Extended UNIX Code (EUC)

Asian Solaris software implements Extended UNIX® Code (EUC) specified by the SVR4 Multi-National Language Supplement (MNLS), which follows the pattern of ISO 2022 standards. Four single-byte and multibyte codesets can be represented in EUC at both the process level and the file level.

EUC is used as file code for storing data and internally in the CPU and RAM memory. It is composed of one or more bytes and may be accompanied by single-shift characters.

EUC Definition

EUC is composed of one primary codeset and three supplementary codesets. The primary codeset, codeset 0, is used for ASCII. The three supplementary codesets (codesets 1, 2, and 3) can be assigned to different character sets by the user.

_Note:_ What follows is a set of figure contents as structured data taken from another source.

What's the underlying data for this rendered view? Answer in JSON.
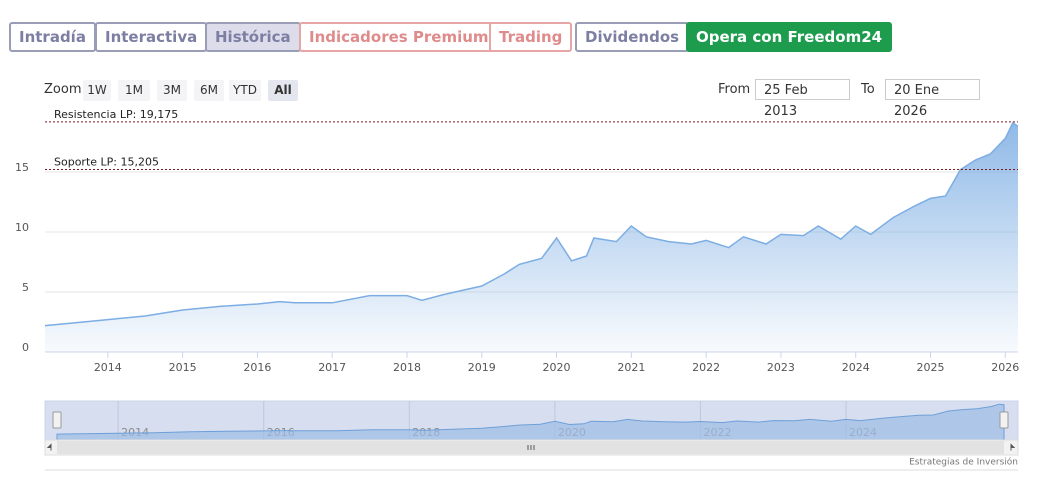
{
  "tabs": [
    "Intradía",
    "Interactiva",
    "Histórica",
    "Indicadores Premium",
    "Trading",
    "Dividendos",
    "Opera con Freedom24"
  ],
  "zoom": {
    "label": "Zoom",
    "options": [
      "1W",
      "1M",
      "3M",
      "6M",
      "YTD",
      "All"
    ]
  },
  "range": {
    "from_label": "From",
    "from": "25 Feb 2013",
    "to_label": "To",
    "to": "20 Ene 2026"
  },
  "chart_data": {
    "type": "area",
    "color": "#7cade3",
    "x": [
      2013.16,
      2013.5,
      2014.0,
      2014.5,
      2015.0,
      2015.5,
      2016.0,
      2016.3,
      2016.5,
      2017.0,
      2017.5,
      2018.0,
      2018.2,
      2018.5,
      2019.0,
      2019.3,
      2019.5,
      2019.8,
      2020.0,
      2020.2,
      2020.4,
      2020.5,
      2020.8,
      2021.0,
      2021.2,
      2021.5,
      2021.8,
      2022.0,
      2022.3,
      2022.5,
      2022.8,
      2023.0,
      2023.3,
      2023.5,
      2023.8,
      2024.0,
      2024.2,
      2024.5,
      2024.8,
      2025.0,
      2025.2,
      2025.4,
      2025.6,
      2025.8,
      2026.0,
      2026.1,
      2026.17
    ],
    "values": [
      2.2,
      2.4,
      2.7,
      3.0,
      3.5,
      3.8,
      4.0,
      4.2,
      4.1,
      4.1,
      4.7,
      4.7,
      4.3,
      4.8,
      5.5,
      6.5,
      7.3,
      7.8,
      9.5,
      7.6,
      8.0,
      9.5,
      9.2,
      10.5,
      9.6,
      9.2,
      9.0,
      9.3,
      8.7,
      9.6,
      9.0,
      9.8,
      9.7,
      10.5,
      9.4,
      10.5,
      9.8,
      11.2,
      12.2,
      12.8,
      13.0,
      15.2,
      16.0,
      16.5,
      17.8,
      19.1,
      18.8
    ],
    "xlim": [
      2013.16,
      2026.17
    ],
    "ylim": [
      0,
      19.75
    ],
    "xticks": [
      2014,
      2015,
      2016,
      2017,
      2018,
      2019,
      2020,
      2021,
      2022,
      2023,
      2024,
      2025,
      2026
    ],
    "yticks": [
      0,
      5,
      10,
      15
    ],
    "grid": true,
    "annotations": [
      {
        "label": "Resistencia LP: 19,175",
        "value": 19.175
      },
      {
        "label": "Soporte LP: 15,205",
        "value": 15.205
      }
    ],
    "navigator_xticks": [
      2014,
      2016,
      2018,
      2020,
      2022,
      2024
    ]
  },
  "credit": "Estrategias de Inversión"
}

There is a system default assignment for these codesets.

The primary codeset is defined to use single bytes with the most significant bit (MSB) set to zero. The supplementary codesets can use multiple bytes, and the MSB of each byte is set to one. Codesets 2 and 3 have a preceding single-shift character, known as SS2 (0x8E) in codeset 2 and SS3 (0x8F) in codeset 3. Differentiating between codesets is done as follows: If the MSB is 0, the code is one-byte ASCII. If the MSB is 1, the byte is checked (SS2 or SS3) to determine which codeset it belongs to. The length in bytes of characters from that codeset is retrieved from an ANSI localization table governing character classification, and that number of bytes is read in.

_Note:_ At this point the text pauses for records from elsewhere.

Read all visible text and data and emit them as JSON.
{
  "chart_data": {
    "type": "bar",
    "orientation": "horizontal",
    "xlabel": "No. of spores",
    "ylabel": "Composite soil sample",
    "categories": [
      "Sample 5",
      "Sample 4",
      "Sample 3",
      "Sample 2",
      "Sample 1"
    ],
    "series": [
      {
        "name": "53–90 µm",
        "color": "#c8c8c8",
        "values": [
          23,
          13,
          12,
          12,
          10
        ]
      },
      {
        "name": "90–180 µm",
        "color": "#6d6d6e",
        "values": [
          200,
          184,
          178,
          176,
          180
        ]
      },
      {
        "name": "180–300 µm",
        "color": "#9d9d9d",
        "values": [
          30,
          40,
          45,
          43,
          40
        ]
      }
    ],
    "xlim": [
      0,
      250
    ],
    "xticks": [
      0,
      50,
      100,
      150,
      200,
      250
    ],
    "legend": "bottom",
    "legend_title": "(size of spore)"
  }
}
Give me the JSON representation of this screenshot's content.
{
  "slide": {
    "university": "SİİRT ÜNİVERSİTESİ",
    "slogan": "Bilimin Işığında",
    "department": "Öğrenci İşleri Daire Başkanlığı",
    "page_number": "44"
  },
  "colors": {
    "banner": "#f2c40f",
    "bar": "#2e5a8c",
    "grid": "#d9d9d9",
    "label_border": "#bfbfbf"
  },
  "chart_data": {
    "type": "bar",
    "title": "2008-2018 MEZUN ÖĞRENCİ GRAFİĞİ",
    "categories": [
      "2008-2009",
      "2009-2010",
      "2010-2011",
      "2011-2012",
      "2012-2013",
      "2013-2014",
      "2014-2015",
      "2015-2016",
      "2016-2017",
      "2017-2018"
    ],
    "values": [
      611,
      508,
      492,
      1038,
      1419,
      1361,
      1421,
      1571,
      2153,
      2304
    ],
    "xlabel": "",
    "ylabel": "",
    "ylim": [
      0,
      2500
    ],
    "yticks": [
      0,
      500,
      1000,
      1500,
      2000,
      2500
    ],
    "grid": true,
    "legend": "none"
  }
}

Table 2-1 EUC Codeset Representations

Codeset  

EUC Representation  

codeset 0  

0xxxxxxx  

codeset 1  

1xxxxxxx -or-  

1xxxxxxx 1xxxxxxx -or-  

1xxxxxxx 1xxxxxxx 1xxxxxxx  

codeset 2  

SS2 1xxxxxxx -or-  

SS2 1xxxxxxx 1xxxxxxx -or-  

SS2 1xxxxxxx 1xxxxxxx 1xxxxxxx  

codeset 3  

SS3 1xxxxxxx -or-  

SS3 1xxxxxxx 1xxxxxxx -or-  

SS3 1xxxxxxx 1xxxxxxx 1xxxxxxx  

EUC Special Characters

In accord with ISO 2022 and ISO 6937/3, EUC divides the codeset space into graphic and special characters. Graphic characters are those that have a glyph or shape that can be displayed. Special characters include Control characters, unassigned characters, and the Space and Delete characters. Control characters are characters, other than graphic characters, whose occurrence in a particular context initiates, modifies, or stops a control operation.

Table 2-2 Single-Byte Special Character Representations

Special Character  

EUC Representation 

Space 

00100000 

Delete 

01111111 

Control codes (Primary) 

000xxxxx 

Control codes (Supplementary) 

100xxxxx 

Wide Character (WC)

The wide character (WC) is defined in Asian Solaris software to be a constant-width four-byte code. It provides a standard character size, which is useful in indexing, interprocess communication, memory management, and other tasks that use character counts and known array sizes.


Note -

Wide characters are intended for internal processing only. Applications should not depend on the wide character implementation, but use standard library APIs to handle wide characters.